1) Thrombosis and hemostasis
We established intravital microscopy thrombosis models and demonstrated that thrombosis occurs in mice lacking two key molecules in thrombosis: fibrinogen (Fg) and von Willebrand factor (VWF). This work significantly modified the theory of thrombosis/hemostasis (JCI 2000). I found that GPV in the GPIb-V-IX complex plays an inhibitory role in thrombin-mediated platelet activation, but a supportive role in thrombus stabilization (Blood 2001); both Fg and fibrin play roles in thrombus stabilization and plasma Fg inhibits platelet fibronectin (Fn) internalization (Blood 2003); plasma Fn promotes thrombus growth in injured arterioles (PNAS 2003). My lab further showed that Fg/VWF-independent platelet aggregation occurs in vitro under more physiological conditions (i.e. non-anticoagulated blood), and both platelet and plasma proteins contribute to this novel platelet aggregation pathway (J Thromb Haemost 2006). Interestingly, we found that soluble plasma Fn is a potent inhibitor of platelet aggregation (Blood 2009). By switching between a soluble and insoluble form, Fn plays a self-limiting regulatory role in thrombosis/hemostasis (JCI 2014).
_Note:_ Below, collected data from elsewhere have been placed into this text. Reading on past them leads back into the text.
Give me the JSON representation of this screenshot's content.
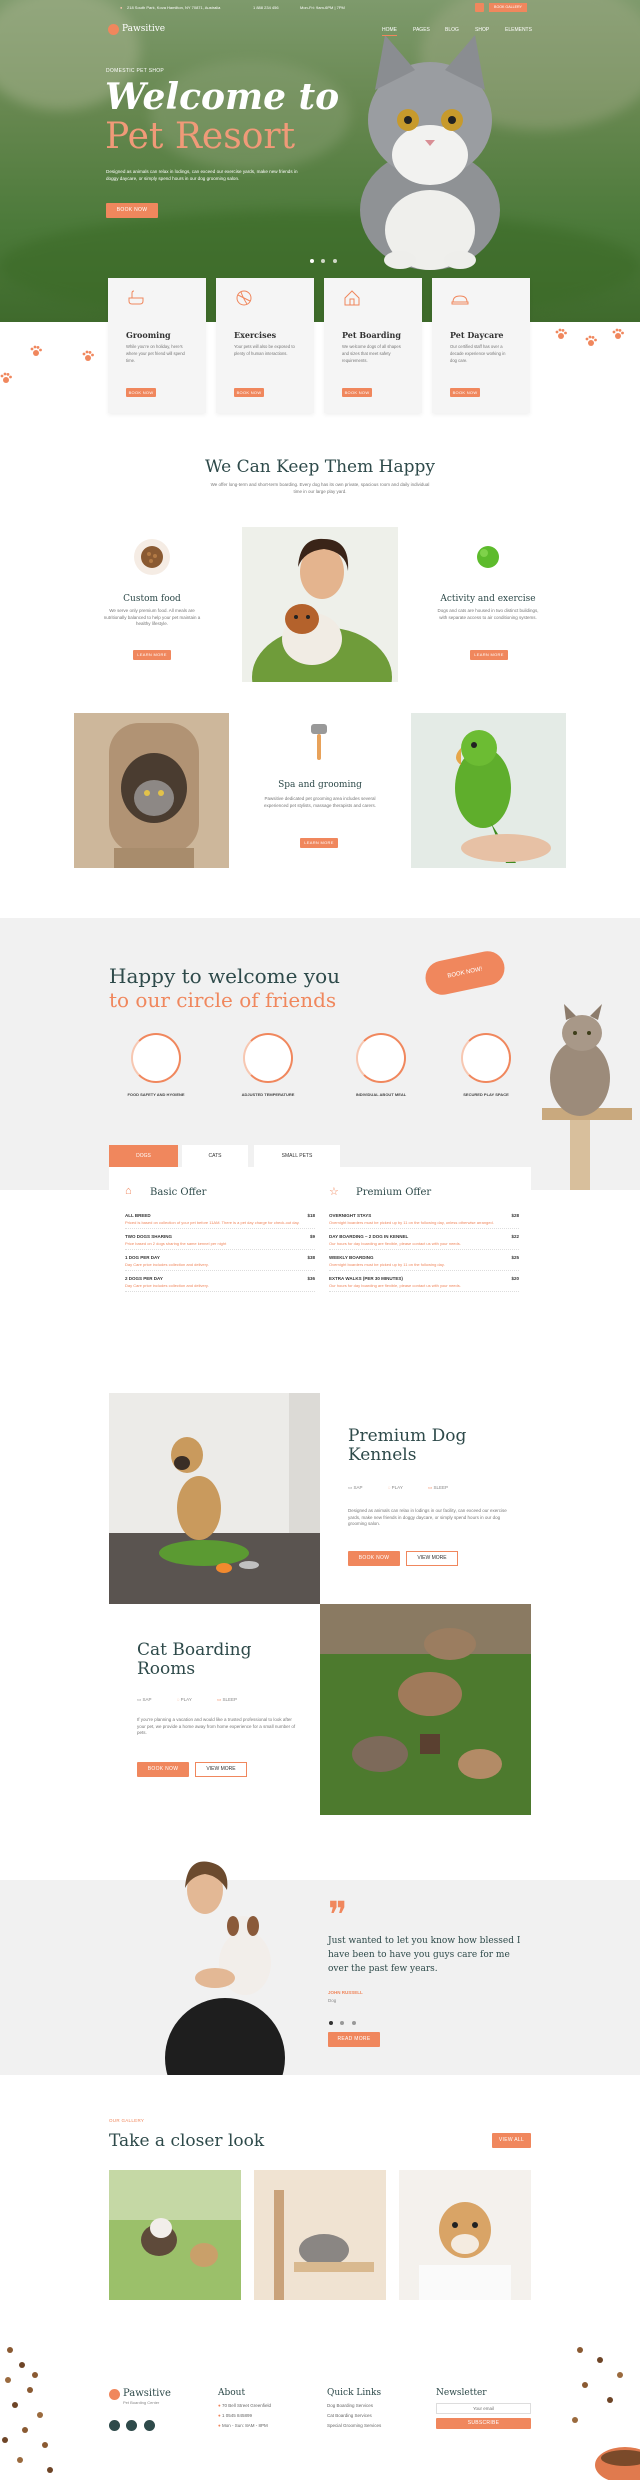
{
  "topbar": {
    "address": "218 South Park, Kova Hamilton, NY 70871, Australia",
    "phone": "1 888 234 456",
    "hours": "Mon-Fri: 9am-6PM | 7PM",
    "cta": "BOOK GALLERY"
  },
  "brand": {
    "name": "Pawsitive"
  },
  "nav": [
    "HOME",
    "PAGES",
    "BLOG",
    "SHOP",
    "ELEMENTS"
  ],
  "hero": {
    "eyebrow": "DOMESTIC PET SHOP",
    "title_line1": "Welcome to",
    "title_line2": "Pet Resort",
    "text": "Designed as animals can relax in lodings, can exceed our exercise yards, make new friends in doggy daycare, or simply spend hours in our dog grooming salon.",
    "button": "BOOK NOW"
  },
  "service_cards": [
    {
      "title": "Grooming",
      "text": "While you’re on holiday, here’s where your pet friend will spend time.",
      "button": "BOOK NOW",
      "icon": "bath-icon"
    },
    {
      "title": "Exercises",
      "text": "Your pets will also be exposed to plenty of human interactions.",
      "button": "BOOK NOW",
      "icon": "ball-icon"
    },
    {
      "title": "Pet Boarding",
      "text": "We welcome dogs of all shapes and sizes that meet safety requirements.",
      "button": "BOOK NOW",
      "icon": "house-icon"
    },
    {
      "title": "Pet Daycare",
      "text": "Our certified staff has over a decade experience working in dog care.",
      "button": "BOOK NOW",
      "icon": "bed-icon"
    }
  ],
  "happy": {
    "title": "We Can Keep Them Happy",
    "text": "We offer long-term and short-term boarding. Every dog has its own private, spacious room and daily individual time in our large play yard.",
    "features": [
      {
        "title": "Custom food",
        "text": "We serve only premium food. All meals are nutritionally balanced to help your pet maintain a healthy lifestyle.",
        "button": "LEARN MORE"
      },
      {
        "title": "Activity and exercise",
        "text": "Dogs and cats are housed in two distinct buildings, with separate access to air conditioning systems.",
        "button": "LEARN MORE"
      },
      {
        "title": "Spa and grooming",
        "text": "Pawsitive dedicated pet grooming area includes several experienced pet stylists, massage therapists and carers.",
        "button": "LEARN MORE"
      }
    ]
  },
  "welcome": {
    "title_line1": "Happy to welcome you",
    "title_line2": "to our circle of friends",
    "badge": "BOOK NOW!",
    "items": [
      "FOOD SAFETY AND HYGIENE",
      "ADJUSTED TEMPERATURE",
      "INDIVIDUAL ABOUT MEAL",
      "SECURED PLAY SPACE"
    ]
  },
  "tabs": [
    "DOGS",
    "CATS",
    "SMALL PETS"
  ],
  "basic_offer": {
    "title": "Basic Offer",
    "rows": [
      {
        "name": "ALL BREED",
        "price": "$18",
        "desc": "Priced is based on collection of your pet before 11AM. There is a pet day charge for check-out day."
      },
      {
        "name": "TWO DOGS SHARING",
        "price": "$9",
        "desc": "Price based on 2 dogs sharing the same kennel per night"
      },
      {
        "name": "1 DOG PER DAY",
        "price": "$38",
        "desc": "Day Care price includes collection and delivery."
      },
      {
        "name": "2 DOGS PER DAY",
        "price": "$36",
        "desc": "Day Care price includes collection and delivery."
      }
    ]
  },
  "premium_offer": {
    "title": "Premium Offer",
    "rows": [
      {
        "name": "OVERNIGHT STAYS",
        "price": "$28",
        "desc": "Overnight boarders must be picked up by 11 on the following day, unless otherwise arranged."
      },
      {
        "name": "DAY BOARDING – 2 DOG IN KENNEL",
        "price": "$22",
        "desc": "Our hours for day boarding are flexible, please contact us with your needs."
      },
      {
        "name": "WEEKLY BOARDING",
        "price": "$25",
        "desc": "Overnight boarders must be picked up by 11 on the following day."
      },
      {
        "name": "EXTRA WALKS (PER 30 MINUTES)",
        "price": "$20",
        "desc": "Our hours for day boarding are flexible, please contact us with your needs."
      }
    ]
  },
  "kennels": {
    "title_line1": "Premium Dog",
    "title_line2": "Kennels",
    "meta": [
      "SAP",
      "PLAY",
      "SLEEP"
    ],
    "text": "Designed as animals can relax in lodings in our facility, can exceed our exercise yards, make new friends in doggy daycare, or simply spend hours in our dog grooming salon.",
    "btn_primary": "BOOK NOW",
    "btn_secondary": "VIEW MORE"
  },
  "cat_rooms": {
    "title_line1": "Cat Boarding",
    "title_line2": "Rooms",
    "meta": [
      "SAP",
      "PLAY",
      "SLEEP"
    ],
    "text": "If you’re planning a vacation and would like a trusted professional to look after your pet, we provide a home away from home experience for a small number of pets.",
    "btn_primary": "BOOK NOW",
    "btn_secondary": "VIEW MORE"
  },
  "testimonial": {
    "quote": "Just wanted to let you know how blessed I have been to have you guys care for me over the past few years.",
    "author": "JOHN RUSSELL",
    "role": "Dog",
    "button": "READ MORE"
  },
  "gallery": {
    "eyebrow": "OUR GALLERY",
    "title": "Take a closer look",
    "button": "VIEW ALL"
  },
  "footer": {
    "brand": "Pawsitive",
    "tagline": "Pet Boarding Center",
    "about_title": "About",
    "about_items": [
      "70 Bell Street Greenfield",
      "1 0545 845899",
      "Mon - Sun: 8AM - 8PM"
    ],
    "links_title": "Quick Links",
    "links": [
      "Dog Boarding Services",
      "Cat Boarding Services",
      "Special Grooming Services"
    ],
    "newsletter_title": "Newsletter",
    "newsletter_placeholder": "Your email",
    "newsletter_button": "SUBSCRIBE"
  },
  "colors": {
    "accent": "#f0875d",
    "heading": "#2e4a4a"
  }
}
Most recently, we found that “Apolipoprotein A-IV is a novel ligand of platelet β3 integrins and an endogenous inhibitor of thrombosis” (invited revision by Nature).
2) Fetal and Neonatal Alloimmune Thrombocytopenia (FNAIT)
We established the first animal model of Fetal and Neonatal Alloimmune Thrombocytopenia (FNAIT); clarified the correlation between maternal antibody titers and pathological severity in FNAIT; and found that IVIG is a useful therapy for this life-threatening disease (Blood 2006). We further demonstrated that the neonatal Fc receptor (FcRn) plays a key role in FNAIT pathogenesis and can be targeted for therapy (Blood 2010); maternal immune response against GPIbα causes frequent miscarriage due to thrombus formation in placenta (JCI 2011, with editorial commentary and media coverage); antibody-mediated immune suppression can prevent FNAIT (Transfusion 2012, with editorial commentary; initiation of a large clinical trial in 4 European countries); impairment of angiogenesis but not thrombocytopenia is the major cause of intracranial hemorrhage in FNAIT and can be prevented with IVIG (JCI 2015). Our preliminary data suggest that maternal immune response against fetal β3 integrins (αIIbβ3 or αvβ3) on vessels, trophoblasts, and placental stem cells may play key roles in intrauterine growth restriction and miscarriage.
3) Immune thrombocytopenia (ITP)
We established models of immune thrombocytopenia (ITP) using our unique mouse anti-mouse αIIbβ3 and GPIbα antibodies. We found ITP induced by anti-GPIbα may fundamentally differ from that of anti-β3 integrin antibodies. The former can deliver signals to platelets and cause platelet activation/desialylation, leading to Fc-independent phagocytosis, which can be resistant to IVIG therapy. Some of these data were published (Blood 2006) and confirmed in humans by others (Haematologica. 2007) and ourselves (J Thromb Haemost 2014). Most recently, we found this Fc-independent platelet clearance occurred in liver via hepatocyte Ashwell-Morell receptors (Nature Communications 2015). This research could save Canada $10 million/year ($100 million in US and Europe/year) by identifying patients that are refractory to IVIG therapy. Two patents have been approved stemming from this project, and new sialidase inhibitor therapies have been initiated in clinical trials in China and Canada. We also identified several CD8 T + regulatory cells from this project (Blood 2015).